Он теперь был недоволен собой и своим творчеством. Стал весьма самокритичным после того, как пять лет назад написанное им вызвало насмешки в Копенгагене и Кристиании. Он отдавал себе отчет, что никогда не сможет догнать пишущую братию из буржуазных семейств, поскольку навсегда был лишен того, что было у них: он не сдавал экзаменов за среднюю школу, ему не довелось сидеть в университетских аудиториях, у него не было возможности для систематического чтения, он не мог черпать познания из домашних разговоров, с ранней юности посещать музеи, театры, концертные и оперные залы. Наверное, он никогда не сможет держаться так же независимо, как они, у него не будет печати благородства, которой они отмечены; у него нет той защищенности, которой обладают они от рождения.
Он пришел к выводу, что для того, чтобы превзойти их, он должен писать так, как еще никто на свете не писал до него.

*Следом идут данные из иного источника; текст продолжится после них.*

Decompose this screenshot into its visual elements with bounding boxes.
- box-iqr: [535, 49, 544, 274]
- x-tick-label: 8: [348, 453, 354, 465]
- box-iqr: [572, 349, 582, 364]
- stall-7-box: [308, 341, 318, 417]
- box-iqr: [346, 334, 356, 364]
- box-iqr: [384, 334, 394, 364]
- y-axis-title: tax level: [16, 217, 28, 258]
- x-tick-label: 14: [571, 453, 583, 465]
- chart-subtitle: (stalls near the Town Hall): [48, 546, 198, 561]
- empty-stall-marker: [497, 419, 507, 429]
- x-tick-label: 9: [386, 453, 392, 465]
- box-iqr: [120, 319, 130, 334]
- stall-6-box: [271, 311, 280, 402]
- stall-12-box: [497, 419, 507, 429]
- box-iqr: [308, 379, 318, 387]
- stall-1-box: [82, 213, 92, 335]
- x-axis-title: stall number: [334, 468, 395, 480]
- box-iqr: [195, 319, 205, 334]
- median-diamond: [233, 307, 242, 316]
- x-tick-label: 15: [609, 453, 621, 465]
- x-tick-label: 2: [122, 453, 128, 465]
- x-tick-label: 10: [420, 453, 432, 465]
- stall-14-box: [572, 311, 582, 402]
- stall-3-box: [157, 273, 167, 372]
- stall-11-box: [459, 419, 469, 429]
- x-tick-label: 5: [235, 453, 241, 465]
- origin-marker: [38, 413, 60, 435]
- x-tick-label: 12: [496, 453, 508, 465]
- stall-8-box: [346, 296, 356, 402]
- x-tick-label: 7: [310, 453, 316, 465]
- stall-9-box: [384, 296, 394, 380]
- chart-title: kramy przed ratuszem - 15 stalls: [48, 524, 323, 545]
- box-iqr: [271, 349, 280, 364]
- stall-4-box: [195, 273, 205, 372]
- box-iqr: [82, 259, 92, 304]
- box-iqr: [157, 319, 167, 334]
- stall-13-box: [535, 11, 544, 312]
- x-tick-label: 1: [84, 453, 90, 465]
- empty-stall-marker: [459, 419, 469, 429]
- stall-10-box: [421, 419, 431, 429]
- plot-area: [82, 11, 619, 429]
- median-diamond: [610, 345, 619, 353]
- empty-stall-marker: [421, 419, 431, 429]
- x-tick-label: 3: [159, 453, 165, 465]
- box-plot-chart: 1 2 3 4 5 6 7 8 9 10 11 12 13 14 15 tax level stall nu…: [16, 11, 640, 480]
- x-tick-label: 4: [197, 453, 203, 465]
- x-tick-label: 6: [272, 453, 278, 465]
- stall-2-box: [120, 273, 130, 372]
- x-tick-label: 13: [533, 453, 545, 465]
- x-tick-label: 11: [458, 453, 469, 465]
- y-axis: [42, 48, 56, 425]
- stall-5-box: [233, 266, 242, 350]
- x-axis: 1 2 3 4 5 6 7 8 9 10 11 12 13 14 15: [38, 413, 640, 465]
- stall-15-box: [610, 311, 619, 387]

Он мечтал, что создаст нечто великое, которое мгновенно, подобно вспышке молнии, вызовет всеобщее восхищение, что над ним засияют небеса, а он сам будет опьянен нарастающим торжеством, до тех пор, пока его гений не проявит себя в новом творении, а изумленная толпа не станет вопрошать: «Кто же это такой на самом деле?»
Он постоянно воображал всякие невероятные события, которые должны были случиться, если он выживет. Ведь он обладает поистине дьявольскими способностями, как он однажды поведал своему другу: «Для меня нет ничего непостижимого. То, что другие постигают с помощью каких-то теоретических подходов, все это я воспринимаю мгновенно, оно само как бы раскрывается передо мной. Именно эти вспышки озарения порой дают предчувствие того, что должно случиться»[31].